The 66th Theater Aviation Command of the Washington Army National Guard was one of only two such one-star (Brigadier General) commanded aviation commands 2007-2017. The other being the 11th TAC of the USAR. Prior to the 66th TAC designation, during the period 1986-2007, was previously designated as a Corp Aviation Brigade (I Corps), with its guidon based at Gray Army Airfield (KGRF), Joint Base Lewis-McChord, Wash. It included 1-168th General Support Aviation Battalion. The 66th TAC was composed of two Theater Aviation Brigades (the 185th Aviation Brigade (MS ARNG) and the 449th Aviation Brigade (NC ARNG) and the 204th Theater Aviation Operations Group.

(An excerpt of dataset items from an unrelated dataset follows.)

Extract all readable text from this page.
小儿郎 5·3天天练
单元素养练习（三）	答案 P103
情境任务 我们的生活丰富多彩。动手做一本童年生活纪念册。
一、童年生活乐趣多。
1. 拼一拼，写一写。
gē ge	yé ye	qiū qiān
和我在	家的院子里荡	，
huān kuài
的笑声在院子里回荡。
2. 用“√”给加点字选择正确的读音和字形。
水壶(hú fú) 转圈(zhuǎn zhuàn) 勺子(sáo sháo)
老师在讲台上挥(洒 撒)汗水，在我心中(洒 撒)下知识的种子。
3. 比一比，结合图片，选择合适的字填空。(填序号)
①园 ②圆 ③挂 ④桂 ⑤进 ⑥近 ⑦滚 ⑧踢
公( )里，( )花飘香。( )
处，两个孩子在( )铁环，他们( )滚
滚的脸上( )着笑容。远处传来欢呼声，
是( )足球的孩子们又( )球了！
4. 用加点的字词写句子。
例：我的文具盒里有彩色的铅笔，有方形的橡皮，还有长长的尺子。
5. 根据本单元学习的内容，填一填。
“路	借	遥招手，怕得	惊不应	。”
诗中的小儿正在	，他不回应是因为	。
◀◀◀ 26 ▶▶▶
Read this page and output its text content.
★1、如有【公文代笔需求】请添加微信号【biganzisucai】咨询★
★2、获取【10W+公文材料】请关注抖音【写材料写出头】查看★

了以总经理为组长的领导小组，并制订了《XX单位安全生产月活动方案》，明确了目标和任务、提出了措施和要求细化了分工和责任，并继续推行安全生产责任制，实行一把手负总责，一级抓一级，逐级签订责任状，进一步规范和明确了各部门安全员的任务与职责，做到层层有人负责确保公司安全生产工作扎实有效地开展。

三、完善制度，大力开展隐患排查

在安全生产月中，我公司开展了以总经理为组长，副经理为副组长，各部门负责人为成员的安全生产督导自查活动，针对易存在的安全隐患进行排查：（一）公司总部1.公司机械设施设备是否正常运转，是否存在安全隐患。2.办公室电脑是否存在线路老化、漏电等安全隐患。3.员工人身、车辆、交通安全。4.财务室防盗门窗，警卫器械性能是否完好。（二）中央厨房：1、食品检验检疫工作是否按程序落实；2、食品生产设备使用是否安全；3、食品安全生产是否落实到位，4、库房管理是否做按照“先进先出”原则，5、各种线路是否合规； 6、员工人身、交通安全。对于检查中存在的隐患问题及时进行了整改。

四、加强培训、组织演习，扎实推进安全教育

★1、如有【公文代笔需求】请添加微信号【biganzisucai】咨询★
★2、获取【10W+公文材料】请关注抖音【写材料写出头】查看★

The 185th Aviation Brigade (General Support/MSARNG) was composed of 3-135 Aviation, 1-169 Aviation, 1-171 Aviation, and the 351st Aviation Support Battalion.

The 449th Aviation Brigade (Air Assault/NCARNG) was composed of 1-126 Aviation and the 1-244 Aviation.

Due to Army force restructuring following the end of OIF and OEF, the 66th TAC "Falcon Command" deactivated its headquarters and retired its colors in 2017 and its subordinate aviation units were task organized under the 96th Aviation Troop Command of the Wash. Army National Guard headquartered at Camp Murray, Wash.